Дина Рубина - Белая голубка Кордовы
Да, именно: составить скрупулезный план и выверить его по минутам. Как там, в известном романсе: «уймись, безнадежное сердце»?
Войдя в двери отеля, он пересек холл и направился к лифту, продев локоть в раму (позвольте предложить вам руку, мадам) и привычно обшаривая карманы. Ключ он никогда не отдавал на стойку.
— Сеньор… э-э… послушайте, сеньор! Двести одиннадцатый номер!
Не дозвавшись, девушка-дежурная выскочила из-за стойки, торопясь удержать его до того, как опустится кабина лифта.
— Сеньор… вас дождались вчера эти двое мужчин?

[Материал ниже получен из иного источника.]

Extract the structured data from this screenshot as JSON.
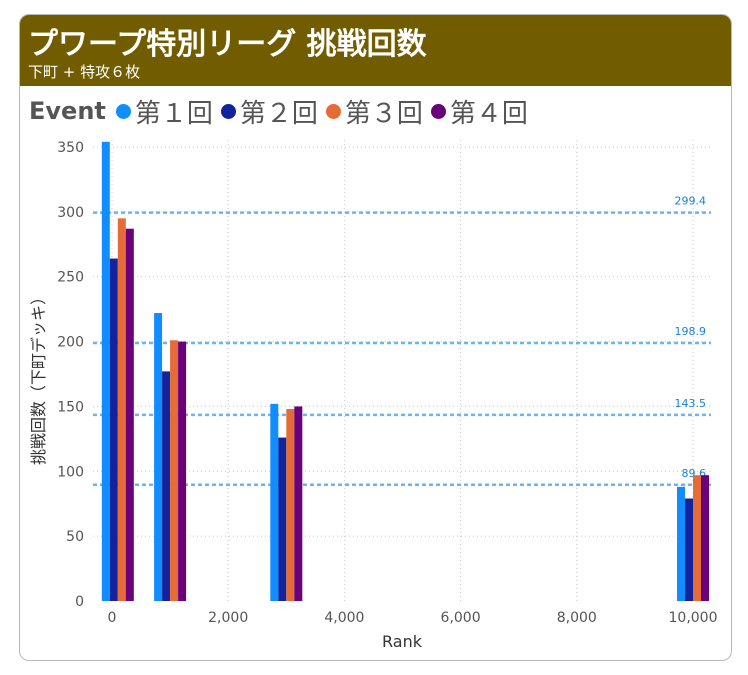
{
  "header": {
    "title": "プワープ特別リーグ 挑戦回数",
    "subtitle": "下町 + 特攻６枚",
    "background": "#715c00"
  },
  "legend": {
    "title": "Event",
    "items": [
      {
        "label": "第１回",
        "color": "#118dff"
      },
      {
        "label": "第２回",
        "color": "#12239e"
      },
      {
        "label": "第３回",
        "color": "#e66c37"
      },
      {
        "label": "第４回",
        "color": "#6b007b"
      }
    ]
  },
  "chart_data": {
    "type": "bar",
    "title": "",
    "xlabel": "Rank",
    "ylabel": "挑戦回数（下町デッキ）",
    "x": [
      100,
      1000,
      3000,
      10000
    ],
    "xlim": [
      -300,
      10000
    ],
    "ylim": [
      0,
      350
    ],
    "xticks": [
      "0",
      "2,000",
      "4,000",
      "6,000",
      "8,000",
      "10,000"
    ],
    "xtick_values": [
      0,
      2000,
      4000,
      6000,
      8000,
      10000
    ],
    "yticks": [
      0,
      50,
      100,
      150,
      200,
      250,
      300,
      350
    ],
    "grid": true,
    "series": [
      {
        "name": "第１回",
        "color": "#118dff",
        "values": [
          354,
          222,
          152,
          88
        ]
      },
      {
        "name": "第２回",
        "color": "#12239e",
        "values": [
          264,
          177,
          126,
          79
        ]
      },
      {
        "name": "第３回",
        "color": "#e66c37",
        "values": [
          295,
          201,
          148,
          97
        ]
      },
      {
        "name": "第４回",
        "color": "#6b007b",
        "values": [
          287,
          200,
          150,
          97
        ]
      }
    ],
    "reference_lines": [
      {
        "value": 299.4,
        "label": "299.4"
      },
      {
        "value": 198.9,
        "label": "198.9"
      },
      {
        "value": 143.5,
        "label": "143.5"
      },
      {
        "value": 89.6,
        "label": "89.6"
      }
    ],
    "reference_color": "#69b4f5"
  }
}
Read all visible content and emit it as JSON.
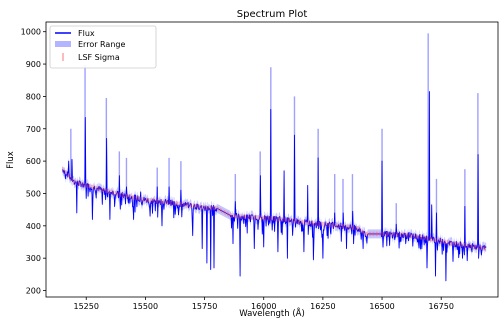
{
  "chart_data": {
    "type": "line",
    "title": "Spectrum Plot",
    "xlabel": "Wavelength (Å)",
    "ylabel": "Flux",
    "xlim": [
      15080,
      16990
    ],
    "ylim": [
      180,
      1030
    ],
    "xticks": [
      15250,
      15500,
      15750,
      16000,
      16250,
      16500,
      16750
    ],
    "yticks": [
      200,
      300,
      400,
      500,
      600,
      700,
      800,
      900,
      1000
    ],
    "grid": false,
    "legend_position": "top-left",
    "legend": [
      {
        "label": "Flux",
        "kind": "line",
        "color": "#0000ff"
      },
      {
        "label": "Error Range",
        "kind": "band",
        "color": "#8080ff"
      },
      {
        "label": "LSF Sigma",
        "kind": "errorbar",
        "color": "#ff5555"
      }
    ],
    "series": [
      {
        "name": "Flux",
        "color": "#0000ff",
        "x_start": 15150,
        "x_end": 16940,
        "continuum": [
          [
            15150,
            575
          ],
          [
            15200,
            535
          ],
          [
            15300,
            515
          ],
          [
            15400,
            495
          ],
          [
            15500,
            480
          ],
          [
            15600,
            472
          ],
          [
            15700,
            462
          ],
          [
            15760,
            455
          ],
          [
            15800,
            455
          ],
          [
            15860,
            432
          ],
          [
            15900,
            428
          ],
          [
            16000,
            425
          ],
          [
            16100,
            418
          ],
          [
            16200,
            408
          ],
          [
            16300,
            402
          ],
          [
            16400,
            392
          ],
          [
            16430,
            375
          ],
          [
            16500,
            375
          ],
          [
            16600,
            372
          ],
          [
            16700,
            360
          ],
          [
            16800,
            345
          ],
          [
            16940,
            330
          ]
        ],
        "peaks": [
          [
            15175,
            600
          ],
          [
            15190,
            605
          ],
          [
            15245,
            735
          ],
          [
            15335,
            670
          ],
          [
            15390,
            555
          ],
          [
            15420,
            520
          ],
          [
            15480,
            505
          ],
          [
            15550,
            520
          ],
          [
            15600,
            520
          ],
          [
            15650,
            510
          ],
          [
            15880,
            475
          ],
          [
            15985,
            555
          ],
          [
            16030,
            760
          ],
          [
            16085,
            570
          ],
          [
            16130,
            680
          ],
          [
            16185,
            525
          ],
          [
            16230,
            610
          ],
          [
            16300,
            440
          ],
          [
            16335,
            440
          ],
          [
            16375,
            445
          ],
          [
            16500,
            600
          ],
          [
            16560,
            405
          ],
          [
            16700,
            815
          ],
          [
            16710,
            465
          ],
          [
            16730,
            440
          ],
          [
            16850,
            460
          ],
          [
            16905,
            620
          ]
        ],
        "dips": [
          [
            15210,
            440
          ],
          [
            15275,
            420
          ],
          [
            15350,
            420
          ],
          [
            15450,
            420
          ],
          [
            15520,
            430
          ],
          [
            15570,
            400
          ],
          [
            15620,
            425
          ],
          [
            15650,
            400
          ],
          [
            15700,
            370
          ],
          [
            15740,
            330
          ],
          [
            15760,
            285
          ],
          [
            15775,
            265
          ],
          [
            15790,
            270
          ],
          [
            15870,
            345
          ],
          [
            15900,
            245
          ],
          [
            15960,
            330
          ],
          [
            16000,
            335
          ],
          [
            16060,
            320
          ],
          [
            16100,
            300
          ],
          [
            16170,
            320
          ],
          [
            16210,
            295
          ],
          [
            16250,
            300
          ],
          [
            16300,
            335
          ],
          [
            16350,
            330
          ],
          [
            16380,
            345
          ],
          [
            16420,
            330
          ],
          [
            16600,
            345
          ],
          [
            16690,
            270
          ],
          [
            16725,
            245
          ],
          [
            16770,
            230
          ],
          [
            16800,
            290
          ],
          [
            16840,
            300
          ],
          [
            16920,
            310
          ]
        ]
      },
      {
        "name": "Error Range",
        "color": "#8080ff",
        "peaks": [
          [
            15185,
            700
          ],
          [
            15245,
            895
          ],
          [
            15335,
            795
          ],
          [
            15390,
            630
          ],
          [
            15420,
            610
          ],
          [
            15550,
            580
          ],
          [
            15600,
            610
          ],
          [
            15650,
            600
          ],
          [
            15880,
            560
          ],
          [
            15985,
            630
          ],
          [
            16030,
            890
          ],
          [
            16130,
            800
          ],
          [
            16230,
            700
          ],
          [
            16300,
            560
          ],
          [
            16335,
            545
          ],
          [
            16375,
            560
          ],
          [
            16500,
            700
          ],
          [
            16560,
            470
          ],
          [
            16695,
            995
          ],
          [
            16730,
            545
          ],
          [
            16850,
            575
          ],
          [
            16905,
            810
          ]
        ]
      },
      {
        "name": "LSF Sigma",
        "color": "#ff5555"
      }
    ]
  }
}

Он смотрел на нее, не отвечая.
Спокойно! Двое мужчин могли быть и жаждущим пообщаться Хавьером с каким-нибудь его приятелем, и кто угодно из участников конференции. Всем известно, где ты обычно останавливаешься.
— Вас вчера вечером спрашивали двое мужчин… Потом они поднялись и минут через десять опять спустились… Записки не оставили. Я спросила, что передать, они сказали — ничего, и ушли.
— Как они выглядели? — спросил он.
— Ну… — она задумалась, добросовестно силясь припомнить посетителей. — Они выглядели… никак! — и удивленно посмотрела на него сквозь модные очечки. — В таких обычных куртках, обычных кепках… Среднего роста оба.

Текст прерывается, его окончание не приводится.